The Department of Drama and Theatre Arts' Dr Rose Whyman has just published a translation of Biomechanics for Instructors by N.A. Bernstein, (Cham: Springer International Publishing, 2020).

This book comprises a series of lectures given by celebrated Soviet neurophysiologist Nikolai Aleksandrovich Bernstein in Moscow in 1925 and first published in Russian in 1926. Bernstein’s ground-breaking work, which has had a significant influence on the development of neuroscience, movement studies, and other fields of study in Russia, Eastern Europe, and the West, was suppressed during Stalin’s regime.

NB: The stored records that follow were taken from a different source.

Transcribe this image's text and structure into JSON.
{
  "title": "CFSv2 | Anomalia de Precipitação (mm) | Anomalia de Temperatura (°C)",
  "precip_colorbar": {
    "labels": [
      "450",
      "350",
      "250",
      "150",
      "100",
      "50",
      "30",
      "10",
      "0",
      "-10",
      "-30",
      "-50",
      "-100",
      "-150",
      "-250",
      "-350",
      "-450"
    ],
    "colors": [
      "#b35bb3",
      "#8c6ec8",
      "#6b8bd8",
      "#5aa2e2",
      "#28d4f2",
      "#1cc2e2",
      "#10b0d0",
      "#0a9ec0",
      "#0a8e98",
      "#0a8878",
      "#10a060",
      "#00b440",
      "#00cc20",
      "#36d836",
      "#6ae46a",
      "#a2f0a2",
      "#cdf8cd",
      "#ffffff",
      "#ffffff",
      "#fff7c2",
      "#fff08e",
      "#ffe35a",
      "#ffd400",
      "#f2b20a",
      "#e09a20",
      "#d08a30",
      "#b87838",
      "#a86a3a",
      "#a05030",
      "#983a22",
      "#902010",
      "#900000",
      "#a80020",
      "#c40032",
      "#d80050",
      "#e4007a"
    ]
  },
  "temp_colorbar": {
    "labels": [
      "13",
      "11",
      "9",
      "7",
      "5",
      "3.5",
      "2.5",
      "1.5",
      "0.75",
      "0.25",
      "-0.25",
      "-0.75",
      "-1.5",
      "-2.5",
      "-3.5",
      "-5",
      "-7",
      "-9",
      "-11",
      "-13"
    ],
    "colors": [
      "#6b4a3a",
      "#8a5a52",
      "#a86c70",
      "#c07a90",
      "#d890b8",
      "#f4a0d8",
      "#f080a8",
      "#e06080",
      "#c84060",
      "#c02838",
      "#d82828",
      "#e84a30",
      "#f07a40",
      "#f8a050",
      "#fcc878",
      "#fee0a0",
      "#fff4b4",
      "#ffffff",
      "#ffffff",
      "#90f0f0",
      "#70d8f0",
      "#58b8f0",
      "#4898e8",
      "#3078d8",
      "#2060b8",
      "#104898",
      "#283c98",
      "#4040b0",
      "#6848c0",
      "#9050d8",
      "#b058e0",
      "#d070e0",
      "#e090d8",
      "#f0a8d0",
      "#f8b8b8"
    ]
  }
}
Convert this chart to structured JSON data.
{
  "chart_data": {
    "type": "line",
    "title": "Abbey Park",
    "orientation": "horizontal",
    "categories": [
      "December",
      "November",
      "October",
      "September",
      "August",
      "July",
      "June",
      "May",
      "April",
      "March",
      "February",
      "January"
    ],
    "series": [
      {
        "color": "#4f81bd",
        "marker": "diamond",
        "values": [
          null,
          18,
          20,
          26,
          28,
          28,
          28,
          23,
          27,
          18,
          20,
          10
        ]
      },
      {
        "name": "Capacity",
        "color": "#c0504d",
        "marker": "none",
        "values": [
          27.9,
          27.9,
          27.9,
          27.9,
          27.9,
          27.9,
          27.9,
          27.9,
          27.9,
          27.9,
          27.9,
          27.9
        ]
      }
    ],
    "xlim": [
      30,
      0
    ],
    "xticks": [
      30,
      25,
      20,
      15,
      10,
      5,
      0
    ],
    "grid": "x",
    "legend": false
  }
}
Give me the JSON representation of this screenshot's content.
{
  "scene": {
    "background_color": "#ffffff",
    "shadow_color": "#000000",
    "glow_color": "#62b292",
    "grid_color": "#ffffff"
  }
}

At the time of its publication, Biomechanics for Instructors was a significant resource for teachers, with its descriptions of the movement of joints and degrees of freedom, illustrations of how to calculate the work capacity of muscles with bones acting as levers, the role of the central nervous system in movement, and more. Bernstein was developing his ideas of biomechanics as famous Russian director Vs. I. Meyerhold was also developing his Biomechanics as training for actors.

Biomechanics for Instructors

Rose has also co-authored a chapter ‘Serafima Birman, Sofia Giatsintova, Alla Tarasova and Olga Pyzhova: ‘Second Wave’ Russian and Soviet Actresses, Stanislavsky’s System and the Moscow Art Theatre’ in The Palgrave Handbook of the History of Women on Stage, edited by Jan Sewell and Clare Smout (Cham: Palgrave Macmillan, 2020).

Rose worked with with Maria Ignatieva on this piece about Serafima Birman, Sofia Giatsintova, Alla Tarasova and  Olga Pyzhova, four actresses who worked in the 1910s-20s at the Moscow Art Theatre founded by K.S. Stanislavski and V.I. Nemirovich-Danchenko. These actresses went on to become celebrated performers, directors and teachers in the Stalinist and post-Stalinist USSR though little is known about their work outside Russia.

The Palgrave Handbook of the History of Women on Stage

Photograph of Dr Rose Whyman

Rose joined the Department of Drama and Theatre Arts in 2003. Her main research interests are in the science of acting, actor training and Russian Theatre. She teaches a wide variety of modules at undergraduate and postgraduate levels including a course on tragicomedy (Dark Comedy), Russian theatre, Alexander Technique and Performance as well as practical modules in a variety of approaches to acting including Stanislavski, Michael Chekhov and Lecoq. She is a teacher of the Alexander Technique and a member of the Professional Association of Alexander Teachers.